7. The intelligent sorting system for full-bag detection based on photoelectric recognition as described in claim 1, characterized in that, The process for assessing whether the packaging bags are full in each period is as follows: If the last real package time in each period is the last data collection time, consecutive real package times are grouped into a package subset. The total number of real package times in each package subset is counted. The maximum value among the total number of real package times in all package subsets except the last package subset in time sequence is counted. The product of the maximum value and a preset constant greater than 1 is used as the full bag detection value. If the total number of real package times in the last package subset in time sequence is greater than the full bag detection value, it is determined that the package is full at the last time of each period. If the total number of real package times in the last package subset in time sequence is less than or equal to the full bag detection value, it is determined that the package is not full at the last time of each period. If the last real package time in each cycle is not the last data collection time, it is determined that the packaging bag is not full at the last time in each cycle.

8. The intelligent sorting system for full-bag detection based on photoelectric recognition as described in claim 1, characterized in that, The package determination value is the minimum distance value among all time points in each period except for the actual package time.

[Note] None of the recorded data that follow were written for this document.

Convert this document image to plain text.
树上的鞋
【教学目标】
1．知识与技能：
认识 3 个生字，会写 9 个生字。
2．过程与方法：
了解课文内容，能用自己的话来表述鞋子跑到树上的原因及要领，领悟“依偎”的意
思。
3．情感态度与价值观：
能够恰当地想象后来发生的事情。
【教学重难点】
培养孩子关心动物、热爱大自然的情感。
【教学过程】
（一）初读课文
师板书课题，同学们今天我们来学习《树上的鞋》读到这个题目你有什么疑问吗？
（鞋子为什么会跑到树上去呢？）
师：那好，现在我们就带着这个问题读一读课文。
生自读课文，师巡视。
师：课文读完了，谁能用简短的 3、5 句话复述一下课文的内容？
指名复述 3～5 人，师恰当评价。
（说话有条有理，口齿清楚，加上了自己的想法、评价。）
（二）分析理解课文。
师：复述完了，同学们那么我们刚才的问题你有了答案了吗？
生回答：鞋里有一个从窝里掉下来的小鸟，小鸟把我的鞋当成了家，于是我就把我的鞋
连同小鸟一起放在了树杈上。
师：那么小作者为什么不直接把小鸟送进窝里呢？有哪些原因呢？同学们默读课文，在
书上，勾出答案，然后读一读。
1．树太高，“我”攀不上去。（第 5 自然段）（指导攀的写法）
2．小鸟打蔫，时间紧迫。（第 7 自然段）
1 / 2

9. The intelligent sorting system for full-bag detection based on photoelectric recognition as described in claim 1, characterized in that, The process of real-time assessment of the bag fullness status in the next cycle is as follows: In the next cycle, each time when the distance value is less than the package judgment value is taken as the real package time. The number of consecutive real package times is counted in real time. If the number of real package times counted in real time is greater than the full bag detection value, the packaging bag is determined to be full.

10. The intelligent sorting system for full-bag detection based on photoelectric recognition as described in claim 1, characterized in that, If all sensors detect that the bag is full, the bag is determined to be full; otherwise, the bag is determined to be falsely full.